Namun, ternyata anjuran seperti ini tidak berhasil digulirkan. Dia hanya menjadi buah pikiran sebagian kecil orang dan tidak banyak dibicarakan secara publik. Dan ada baiknya seperti itu. Salah satu alasannya adalah, karena orang tidak menghendaki apabila Golkar mesti meneruskan sejarah pengkambinghitaman, seperti yang terjadi dengan Partai Komunis Indonesia (PKI) sejak tahun 1966. Pada masa itu, dengan mudah orang menyingkirkan para lawan politik dengan mempretelinya sebagai pengikut PKI.
Dengan argumen mensterilkan birokrasi dari semua kemungkinan infiltrasi PKI, orang menjatuhkan pesaing bagi putra-putri pejabat atau kenalan mereka yang hendak menduduki posisi tertentu. Pemberontakan warga karena ketidakadilan pembagian hasil pembangunan atau ketidakmerataan kesempatan untuk berpartisipasi, dengan mudah dipatahkan aparat karena diberi cap sebagai upaya perongrongan PKI.
Pernyataan protes karena para penguasa tidak memenuhi janji yang mereka sampaikan sendiri, dibubarkan paksa karena dicurigai didalangi oleh PKI sebagai kesempatan merancang aksi menggoyahkan penguasa. Para penyelenggara dan peserta demonstrasi melawan keputusan pemerintah yang sangat jelas memiskinkan warga, ditangkap dan diadili dengan tuduhan menggoncangkan pemerintah yang berkuasa.
Tulisan kritis tentang perilaku para pemimpin yang tidak sesuai dengan ideologi yang mereka ajarkan sendiri, dipaksa ditarik kembali dari publik dengan alasan mengancam ketertiban umum. Dan masyarakat yang sudah dididik dengan ketakutan akan monster PKI, memang dengan gampang menerima semua predikat PKI sebagai alasan yang sah untuk melakukan aksi militer atau sipil yang amat tidak adil terhadap sesama warga negara. PKI disebut sebagai bahaya laten yang terus mengancam, kendati dalam kenyataan yang terjadi adalah bahwa label PKI diletakkan di semua tempat sehingga dengan gampang digunakan untuk mendiamkan warga yang berpikir kritis terhadap rezim.
Orang menolak anjuran pembubaran Golkar dan pelarangannya, sebab orang berpandangan bahwa reformasi hanya menjadi pembaruan total apabila politik pembungkaman dengan menggunakan labelisasi yang pernah dijalankan oleh Orde Baru tidak lagi diteruskan. Bangsa yang belajar dari sejarah kelam represi ideologis mesti keluar sebagai bangsa yang memberi ruang untuk artikulasi idelogi yang jamak. Kita mesti menjadi bangsa yang semakin dewasa berdemokrasi, dan itu berarti menciptakan iklim kebebasan berideologi, seperti dijamin pula kebebasan beragama dan mempraktikkan ajaran agama.

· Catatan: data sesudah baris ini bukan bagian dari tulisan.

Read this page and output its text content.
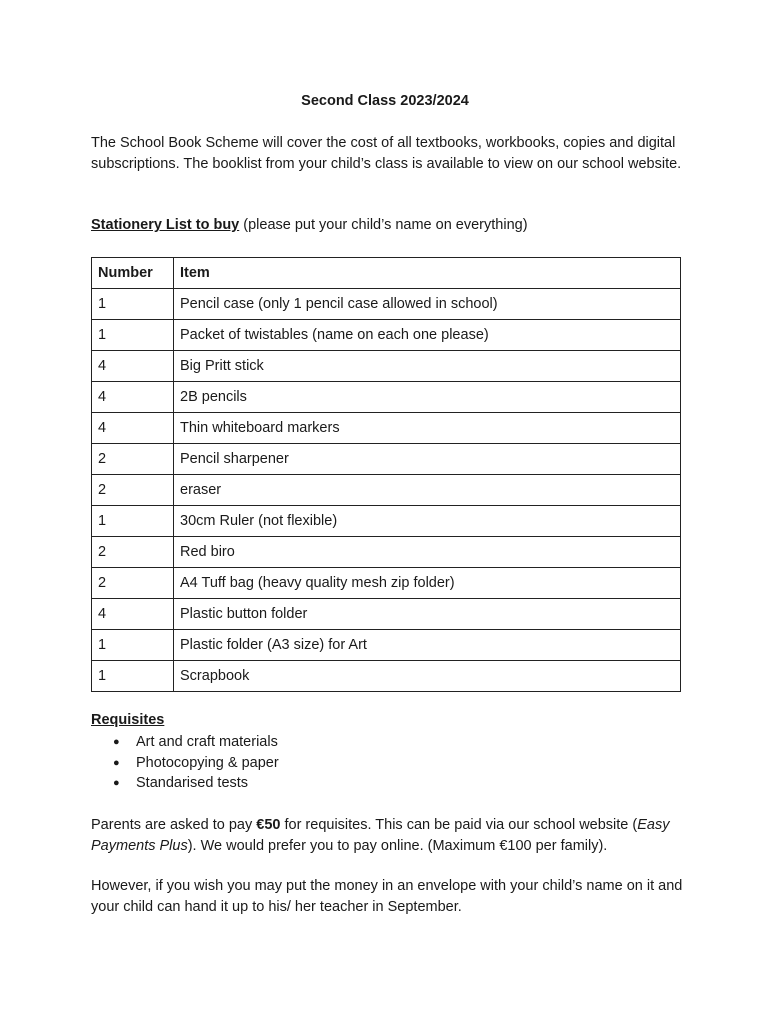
Second Class 2023/2024

The School Book Scheme will cover the cost of all textbooks, workbooks, copies and digital subscriptions. The booklist from your child’s class is available to view on our school website.

Stationery List to buy (please put your child’s name on everything)

Number	Item
1	Pencil case (only 1 pencil case allowed in school)
1	Packet of twistables (name on each one please)
4	Big Pritt stick
4	2B pencils
4	Thin whiteboard markers
2	Pencil sharpener
2	eraser
1	30cm Ruler (not flexible)
2	Red biro
2	A4 Tuff bag (heavy quality mesh zip folder)
4	Plastic button folder
1	Plastic folder (A3 size) for Art
1	Scrapbook
Requisites
● Art and craft materials
● Photocopying & paper
● Standarised tests

Parents are asked to pay €50 for requisites. This can be paid via our school website (Easy Payments Plus). We would prefer you to pay online. (Maximum €100 per family).

However, if you wish you may put the money in an envelope with your child’s name on it and your child can hand it up to his/ her teacher in September.
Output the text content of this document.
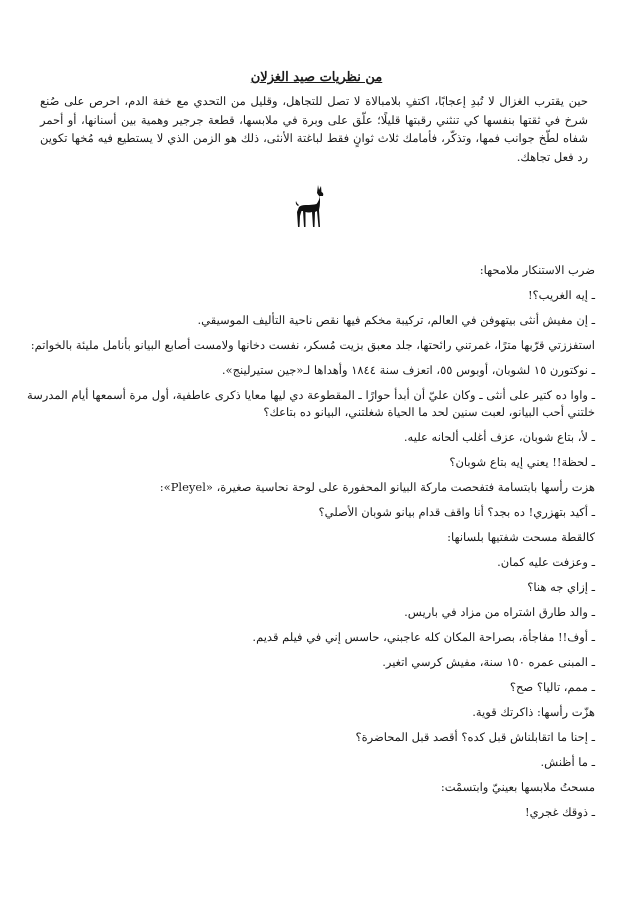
من نظريات صيد الغزلان

حين يقترب الغزال لا تُبدِ إعجابًا، اكتفِ بلامبالاة لا تصل للتجاهل، وقليل من التحدي مع خفة الدم، احرص على صُنع شرخ في ثقتها بنفسها كي تنثني رقبتها قليلًا؛ علّق على وبرة في ملابسها، قطعة جرجير وهمية بين أسنانها، أو أحمر شفاه لطّخ جوانب فمها، وتذكّر، فأمامك ثلاث ثوانٍ فقط لباغتة الأنثى، ذلك هو الزمن الذي لا يستطيع فيه مُخها تكوين رد فعل تجاهك.

ضرب الاستنكار ملامحها:

ـ إيه الغريب؟!

ـ إن مفيش أنثى بيتهوفن في العالم، تركيبة مخكم فيها نقص ناحية التأليف الموسيقي.

استفززتي قرّبها مترًا، غمرتني رائحتها، جلد معبق بزيت مُسكر، نفست دخانها ولامست أصابع البيانو بأنامل مليئة بالخواتم:

ـ نوكتورن ١٥ لشوبان، أوبوس ٥٥، اتعزف سنة ١٨٤٤ وأهداها لـ«جين ستيرلينج».

ـ واوا ده كتير على أنثى ـ وكان عليّ أن أبدأ حوارًا ـ المقطوعة دي ليها معايا ذكرى عاطفية، أول مرة أسمعها أيام المدرسة خلتني أحب البيانو، لعبت سنين لحد ما الحياة شغلتني، البيانو ده بتاعك؟

ـ لأ، بتاع شوبان، عزف أغلب ألحانه عليه.

ـ لحظة!! يعني إيه بتاع شوبان؟

هزت رأسها بابتسامة فتفحصت ماركة البيانو المحفورة على لوحة نحاسية صغيرة، «Pleyel»:

ـ أكيد بتهزري! ده بجد؟ أنا واقف قدام بيانو شوبان الأصلي؟

كالقطة مسحت شفتيها بلسانها:

ـ وعزفت عليه كمان.

ـ إزاي جه هنا؟

ـ والد طارق اشتراه من مزاد في باريس.

ـ أوف!! مفاجأة، بصراحة المكان كله عاجبني، حاسس إني في فيلم قديم.

ـ المبنى عمره ١٥٠ سنة، مفيش كرسي اتغير.

ـ ممم، تاليا؟ صح؟

هزّت رأسها: ذاكرتك قوية.

ـ إحنا ما اتقابلناش قبل كده؟ أقصد قبل المحاضرة؟

ـ ما أظنش.

مسحتُ ملابسها بعينيّ وابتسمْت:

ـ ذوقك غجري!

Sekarang, 18 tahun setelah reformasi, kembali orang meneriakkan hantu PKI yang ditakuti bergentayangan di mana-mana. Lagi-lagi, mantan pejabat militer yang menjadi promotornya. Koalisinya adalah gerakan agama yang fundamentalistis. Ekstrem kanan ini didukung untuk meneriaki bahaya yang disebut datang dari ekstrem kiri. Persekongkolan aparat keamanan, militer dan gerakan fundamentalistis agama mendesak pelarangan berbagai kegiatan ilmiah, sosial dan kultural yang memang tidak mereka sukai, dengan menggunakan label PKI.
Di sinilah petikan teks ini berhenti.